Cette demande d’avis a été transmise à la commission du développement durable, des infrastructures, de l’équipement et de l’aménagement du territoire.

Acte est donné de cette communication.

6

Dépôt d'un rapport du Gouvernement

M. le président. M. le président du Sénat a reçu de M. le premier ministre le rapport évaluant les effets de l’exercice des compétences décentralisées sur le fonctionnement du système éducatif et sur la qualité du service rendu aux usagers, établi en application de l’article L. 211-1 du code de l’éducation.

Il a été transmis à la commission de la culture, de l’éducation et de la communication et est disponible au bureau de la distribution.

Acte est donné du dépôt de ce rapport.

7

Publication du rapport d’une commission d’enquête

M. le président. J’informe le Sénat que, ce matin, a expiré le délai de six jours nets pendant lequel pouvait être formulée la demande de constitution du Sénat en comité secret sur la publication du rapport fait au nom de la commission d’enquête sur l’évasion des capitaux et des actifs hors de France et ses incidences fiscales, créée le 17 janvier 2012 à l’initiative du groupe communiste, républicain et citoyen, en application de l’article 6 bis du Règlement du Sénat.
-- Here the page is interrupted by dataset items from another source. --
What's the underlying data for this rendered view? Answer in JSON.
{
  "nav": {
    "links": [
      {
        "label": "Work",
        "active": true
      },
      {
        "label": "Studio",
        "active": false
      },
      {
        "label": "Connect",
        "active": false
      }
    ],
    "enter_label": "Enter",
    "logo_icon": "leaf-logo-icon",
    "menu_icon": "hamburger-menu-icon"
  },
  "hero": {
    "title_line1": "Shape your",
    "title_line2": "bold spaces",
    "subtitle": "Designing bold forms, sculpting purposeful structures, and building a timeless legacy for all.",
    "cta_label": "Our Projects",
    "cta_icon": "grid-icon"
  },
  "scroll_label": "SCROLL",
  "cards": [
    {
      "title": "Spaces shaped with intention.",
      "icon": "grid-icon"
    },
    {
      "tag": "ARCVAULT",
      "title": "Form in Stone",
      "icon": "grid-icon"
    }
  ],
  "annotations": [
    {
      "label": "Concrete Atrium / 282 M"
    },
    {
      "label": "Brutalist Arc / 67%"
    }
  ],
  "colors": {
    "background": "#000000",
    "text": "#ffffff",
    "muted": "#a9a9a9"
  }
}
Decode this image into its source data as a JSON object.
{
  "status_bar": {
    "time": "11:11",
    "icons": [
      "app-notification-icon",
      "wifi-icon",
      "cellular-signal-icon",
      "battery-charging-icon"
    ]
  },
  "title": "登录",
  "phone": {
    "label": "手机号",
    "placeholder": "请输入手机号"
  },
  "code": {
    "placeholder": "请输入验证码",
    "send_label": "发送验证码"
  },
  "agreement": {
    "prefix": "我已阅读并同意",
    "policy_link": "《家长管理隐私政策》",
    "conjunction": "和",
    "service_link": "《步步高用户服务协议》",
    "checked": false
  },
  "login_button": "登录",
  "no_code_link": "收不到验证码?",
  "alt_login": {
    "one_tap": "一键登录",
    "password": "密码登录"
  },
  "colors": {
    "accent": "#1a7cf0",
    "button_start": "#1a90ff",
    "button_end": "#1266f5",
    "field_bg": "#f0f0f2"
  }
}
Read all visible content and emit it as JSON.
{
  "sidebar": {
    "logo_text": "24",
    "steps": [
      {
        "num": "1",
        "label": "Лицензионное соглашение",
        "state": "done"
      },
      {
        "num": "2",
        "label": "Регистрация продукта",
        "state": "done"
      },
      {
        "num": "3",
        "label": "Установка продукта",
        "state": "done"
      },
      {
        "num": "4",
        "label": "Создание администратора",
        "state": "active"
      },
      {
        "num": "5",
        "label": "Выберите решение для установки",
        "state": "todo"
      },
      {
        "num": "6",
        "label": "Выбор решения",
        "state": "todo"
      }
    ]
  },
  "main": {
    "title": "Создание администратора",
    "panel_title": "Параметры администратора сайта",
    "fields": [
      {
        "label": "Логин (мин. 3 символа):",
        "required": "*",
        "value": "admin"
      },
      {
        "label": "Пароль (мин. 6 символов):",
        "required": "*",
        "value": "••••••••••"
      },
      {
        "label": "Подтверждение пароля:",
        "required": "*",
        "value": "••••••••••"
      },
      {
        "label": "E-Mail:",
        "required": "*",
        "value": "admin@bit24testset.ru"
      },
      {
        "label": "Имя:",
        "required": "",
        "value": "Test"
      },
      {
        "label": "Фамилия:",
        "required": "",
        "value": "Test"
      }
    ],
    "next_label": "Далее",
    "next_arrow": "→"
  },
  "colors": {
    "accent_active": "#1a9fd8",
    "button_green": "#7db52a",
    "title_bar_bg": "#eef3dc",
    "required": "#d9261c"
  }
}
En conséquence, ce rapport a été imprimé sous le n° 673 et mis en distribution aujourd’hui.

8

Candidatures à un organisme extraparlementaire

M. le président. M. le Premier ministre a demandé au Sénat de bien vouloir procéder à la désignation des sénateurs appelés à siéger au sein du Conseil supérieur de la montagne en qualité de membres titulaires.

La commission du développement durable, des infrastructures, de l’équipement et de l’aménagement du territoire a fait connaître qu’elle propose les candidatures de MM. Jackie Pierre et André Vairetto.

La commission des affaires économiques a fait connaître qu’elle propose la candidature de Mme Bernadette Bourzai.

La commission des lois constitutionnelles, de législation, du suffrage universel, du règlement et d’administration générale a fait connaître qu’elle propose la candidature de M. Jean-Pierre Vial.

Ces candidatures ont été affichées et seront ratifiées, conformément à l’article 9 du règlement, s’il n’y a pas d’opposition à l’expiration du délai d’une heure.

9

Décisions du Conseil constitutionnel sur des questions prioritaires de Constitutionnalité

M. le président. M. le président du Conseil constitutionnel a communiqué au Sénat, par courriers en date du 20 juillet, trois décisions du Conseil sur des questions prioritaires de constitutionnalité (nos 2012-263 QPC, 2012-266 QPC et 2012-267 QPC).

Acte est donné de ces communications.

10

Renvoi pour avis

M. le président. J’informe le Sénat que le projet de loi, adopté par l’Assemblée nationale, de finances rectificative pour 2012 (n° 687, 2011-2012), dont la commission des finances est saisie au fond, est renvoyé pour avis, à leur demande, à la commission des affaires sociales et à la commission de la culture, de l’éducation et de la communication.

11

Questions orales

M. le président. L’ordre du jour appelle les réponses à des questions orales.

fermerture du site de l'établissement spécialisé du commissariat de l'armée de terre à bergerac

M. le président. La parole est à M. Bernard Cazeau, auteur de la question n° 1633, adressée à M. le ministre de la défense.

M. Bernard Cazeau. Monsieur le ministre, je souhaite attirer votre attention sur la situation de l’Établissement spécialisé du commissariat de l’armée de terre, l’ESCAT, qui est basé à Bergerac et dont la principale activité consiste à réceptionner, à stocker et à distribuer des effets d’habillement au profit des personnels de l’armée de terre.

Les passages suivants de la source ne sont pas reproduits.